In Science Signaling this week, researchers in the US and Europe report that coupled activation and degradation of the eEF2K kinase regulates protein synthesis in response to genotoxic stress. When exposed to stress, the researchers found that eEF2K was activated by AMPK-mediated phosphorylation. The activated eEF2K then phosphorylated eEF2. "Subsequently, during DNA damage checkpoint silencing, a process required to allow cell cycle reentry, eEF2K was degraded by the ubiquitin-proteasome system through the ubiquitin ligase SCFβTrCP (Skp1-Cul1-F-box protein, β-transducin repeat-containing protein) to enable rapid resumption of translation elongation," the authors write. This suggests a link between DNA damage signaling and translation elongation, they add.
Also in Science Signaling this week, a team led by researchers at Johns Hopkins University reports that matrix rigidity controls the endothelial differentiation and morphogenesis of cardiac precursors. The team shows that multipotent cells derived from native cardiac tissue monitor the rigidity of the cell substratum, and that enhanced proliferation, endothelial differentiation, and morphogenesis occur when the rigidity of the cell substratum matches that of the myocardium. "Mechanoregulation of these diverse processes required p190RhoGAP, a guanosine triphosphatase-activating protein for RhoA, acting through RhoA-dependent and -independent mechanisms," the authors write. "Natural or induced decreases in the abundance of p190RhoGAP triggered a series of developmental events by coupling cell-cell and cell-substratum interactions to genetic circuits controlling differentiation."

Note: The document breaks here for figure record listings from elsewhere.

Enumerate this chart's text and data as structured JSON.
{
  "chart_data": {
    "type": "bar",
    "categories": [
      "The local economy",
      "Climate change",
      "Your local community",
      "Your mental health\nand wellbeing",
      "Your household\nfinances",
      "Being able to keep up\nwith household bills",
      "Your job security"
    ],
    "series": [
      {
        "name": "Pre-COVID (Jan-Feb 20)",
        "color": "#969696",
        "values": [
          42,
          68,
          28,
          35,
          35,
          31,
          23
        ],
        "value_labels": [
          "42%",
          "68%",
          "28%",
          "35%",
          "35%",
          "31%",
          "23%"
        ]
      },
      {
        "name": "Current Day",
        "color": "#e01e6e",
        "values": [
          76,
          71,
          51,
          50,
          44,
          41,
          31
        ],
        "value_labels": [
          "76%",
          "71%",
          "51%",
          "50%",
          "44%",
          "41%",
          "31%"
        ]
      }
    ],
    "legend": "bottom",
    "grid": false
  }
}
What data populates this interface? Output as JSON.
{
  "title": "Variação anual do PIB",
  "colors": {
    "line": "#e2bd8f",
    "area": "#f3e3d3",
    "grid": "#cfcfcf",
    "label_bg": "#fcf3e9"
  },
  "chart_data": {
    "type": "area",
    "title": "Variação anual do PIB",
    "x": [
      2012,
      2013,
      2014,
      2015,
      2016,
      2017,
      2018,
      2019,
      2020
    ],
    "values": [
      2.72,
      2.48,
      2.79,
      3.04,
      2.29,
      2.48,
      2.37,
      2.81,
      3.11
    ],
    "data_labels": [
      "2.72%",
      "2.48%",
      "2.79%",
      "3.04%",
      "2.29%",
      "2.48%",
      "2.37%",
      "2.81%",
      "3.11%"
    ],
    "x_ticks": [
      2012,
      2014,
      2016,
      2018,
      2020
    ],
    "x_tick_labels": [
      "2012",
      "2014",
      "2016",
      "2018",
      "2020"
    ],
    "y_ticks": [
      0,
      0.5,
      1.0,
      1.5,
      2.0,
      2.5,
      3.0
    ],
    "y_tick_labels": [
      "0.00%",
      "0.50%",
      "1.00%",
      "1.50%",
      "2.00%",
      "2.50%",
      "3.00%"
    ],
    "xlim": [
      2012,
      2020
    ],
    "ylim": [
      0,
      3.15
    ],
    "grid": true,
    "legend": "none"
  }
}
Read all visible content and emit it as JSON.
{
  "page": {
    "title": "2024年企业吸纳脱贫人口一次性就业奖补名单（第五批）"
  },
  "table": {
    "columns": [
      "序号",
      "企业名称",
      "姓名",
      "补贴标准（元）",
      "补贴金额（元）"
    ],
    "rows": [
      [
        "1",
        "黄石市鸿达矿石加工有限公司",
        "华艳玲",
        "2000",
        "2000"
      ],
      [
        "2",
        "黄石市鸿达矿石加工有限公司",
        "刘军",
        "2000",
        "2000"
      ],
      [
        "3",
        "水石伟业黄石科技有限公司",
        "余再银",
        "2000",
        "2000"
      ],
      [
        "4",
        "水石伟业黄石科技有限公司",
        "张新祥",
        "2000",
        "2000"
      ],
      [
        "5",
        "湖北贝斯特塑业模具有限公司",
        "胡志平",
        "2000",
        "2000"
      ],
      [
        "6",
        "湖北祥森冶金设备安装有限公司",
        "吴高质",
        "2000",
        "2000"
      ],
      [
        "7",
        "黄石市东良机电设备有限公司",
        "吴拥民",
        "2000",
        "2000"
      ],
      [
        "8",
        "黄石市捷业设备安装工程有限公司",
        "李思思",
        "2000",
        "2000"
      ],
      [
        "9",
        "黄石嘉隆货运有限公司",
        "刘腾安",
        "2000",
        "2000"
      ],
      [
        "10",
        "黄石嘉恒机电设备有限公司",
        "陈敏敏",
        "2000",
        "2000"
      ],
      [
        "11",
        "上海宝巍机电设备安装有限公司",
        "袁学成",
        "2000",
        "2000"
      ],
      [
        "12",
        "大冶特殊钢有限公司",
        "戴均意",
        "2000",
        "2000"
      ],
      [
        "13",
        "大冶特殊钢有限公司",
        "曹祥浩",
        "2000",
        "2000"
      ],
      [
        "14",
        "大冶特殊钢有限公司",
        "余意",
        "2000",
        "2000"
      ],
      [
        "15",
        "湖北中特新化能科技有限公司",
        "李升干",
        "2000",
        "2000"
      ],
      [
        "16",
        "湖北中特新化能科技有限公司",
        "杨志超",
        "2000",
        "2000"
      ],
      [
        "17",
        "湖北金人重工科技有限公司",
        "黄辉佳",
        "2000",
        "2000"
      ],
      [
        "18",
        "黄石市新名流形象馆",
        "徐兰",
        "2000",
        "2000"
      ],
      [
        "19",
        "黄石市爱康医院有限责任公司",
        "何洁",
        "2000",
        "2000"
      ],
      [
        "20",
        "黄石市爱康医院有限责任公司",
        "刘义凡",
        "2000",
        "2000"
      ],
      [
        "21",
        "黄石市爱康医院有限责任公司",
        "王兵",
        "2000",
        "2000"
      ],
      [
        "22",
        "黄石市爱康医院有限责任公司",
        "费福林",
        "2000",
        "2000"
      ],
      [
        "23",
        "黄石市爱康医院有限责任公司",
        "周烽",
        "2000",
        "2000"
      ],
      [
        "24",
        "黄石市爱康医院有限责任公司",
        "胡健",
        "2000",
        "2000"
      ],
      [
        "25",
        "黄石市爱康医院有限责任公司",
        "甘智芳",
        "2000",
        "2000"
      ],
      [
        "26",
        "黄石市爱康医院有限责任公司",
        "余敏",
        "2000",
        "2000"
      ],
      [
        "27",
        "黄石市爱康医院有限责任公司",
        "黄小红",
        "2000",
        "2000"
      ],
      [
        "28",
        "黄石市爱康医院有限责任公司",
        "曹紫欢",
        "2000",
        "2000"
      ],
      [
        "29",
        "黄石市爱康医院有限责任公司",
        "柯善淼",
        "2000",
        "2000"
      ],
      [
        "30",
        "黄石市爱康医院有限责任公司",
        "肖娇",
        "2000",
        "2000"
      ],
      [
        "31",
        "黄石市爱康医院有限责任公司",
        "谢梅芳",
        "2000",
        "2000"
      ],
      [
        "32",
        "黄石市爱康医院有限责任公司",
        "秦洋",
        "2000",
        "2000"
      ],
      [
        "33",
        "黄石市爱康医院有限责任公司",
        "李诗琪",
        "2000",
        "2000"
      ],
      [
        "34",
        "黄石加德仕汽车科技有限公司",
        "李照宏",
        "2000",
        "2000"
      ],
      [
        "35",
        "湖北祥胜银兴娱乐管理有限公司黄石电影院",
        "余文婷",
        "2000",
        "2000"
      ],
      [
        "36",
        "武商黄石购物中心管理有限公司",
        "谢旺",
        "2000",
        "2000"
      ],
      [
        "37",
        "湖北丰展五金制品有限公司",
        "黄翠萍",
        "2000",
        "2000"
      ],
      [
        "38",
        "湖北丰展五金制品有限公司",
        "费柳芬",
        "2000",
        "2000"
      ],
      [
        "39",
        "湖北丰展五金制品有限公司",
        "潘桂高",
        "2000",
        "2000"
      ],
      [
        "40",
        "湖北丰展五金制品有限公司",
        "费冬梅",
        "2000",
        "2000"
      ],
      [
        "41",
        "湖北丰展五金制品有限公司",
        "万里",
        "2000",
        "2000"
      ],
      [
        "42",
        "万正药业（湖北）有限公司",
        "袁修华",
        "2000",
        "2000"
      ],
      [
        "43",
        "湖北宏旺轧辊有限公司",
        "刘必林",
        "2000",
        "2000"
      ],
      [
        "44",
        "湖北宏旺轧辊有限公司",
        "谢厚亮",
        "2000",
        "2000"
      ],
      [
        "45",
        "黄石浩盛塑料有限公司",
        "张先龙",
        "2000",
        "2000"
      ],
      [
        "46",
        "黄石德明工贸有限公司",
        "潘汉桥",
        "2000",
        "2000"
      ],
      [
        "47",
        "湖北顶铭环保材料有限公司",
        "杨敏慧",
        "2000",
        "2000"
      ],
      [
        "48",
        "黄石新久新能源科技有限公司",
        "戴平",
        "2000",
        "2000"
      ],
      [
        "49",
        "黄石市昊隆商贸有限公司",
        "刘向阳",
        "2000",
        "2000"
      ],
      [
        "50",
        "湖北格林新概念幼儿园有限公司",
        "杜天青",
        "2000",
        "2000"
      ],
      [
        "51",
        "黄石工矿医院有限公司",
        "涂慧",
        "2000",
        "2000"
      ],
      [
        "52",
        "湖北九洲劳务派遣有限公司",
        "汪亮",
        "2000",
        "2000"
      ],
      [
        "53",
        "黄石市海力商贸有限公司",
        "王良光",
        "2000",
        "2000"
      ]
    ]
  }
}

In Science Translational Medicine this week, researchers in France and Switzerland write that pre-existing bacillus Calmette-Guérin-specific T-cells can improve the chances of success of intravesical immunotherapy for bladder cancer. Using an experimental model, the team shows that BCG can disseminate to bladder draining lymph nodes and prime interferon-γ–producing T-cells after a single instillation, but that repeated instillations with live BCG are necessary for a meaningful T-cell infiltration into the bladder. "Parenteral exposure to BCG before instillation overcame this requirement; after the first intravesical instillation, BCG triggered a more robust acute inflammatory process and accelerated T cell entry into the bladder, as compared to the standard protocol," the authors write. "Moreover, parenteral exposure to BCG before intravesical treatment of an orthotopic tumor markedly improved response to therapy."
Also in Science Translational Medicine this week, researchers in the US and Sweden identify naturally occurring fatty acids in the myelin sheath that resolve neuroinflammation. The team used lipid antigen microarrays and lipid mass spectrometry to identify lipid targets of the autoimmune response in the brains of patients with multiple sclerosis, and in an animal model of MS. They found that MS autoantibodies target a phosphate group in phosphatidylserine and oxidized phosphatidylcholine derivatives. "Administration of these lipids ameliorated experimental autoimmune encephalomyelitis by suppressing activation and inducing apoptosis of autoreactive T cells, effects mediated by the lipids' saturated fatty acid side chains," the authors write. "Thus, phospholipids represent a natural anti-inflammatory class of compounds that have potential as therapeutics for MS."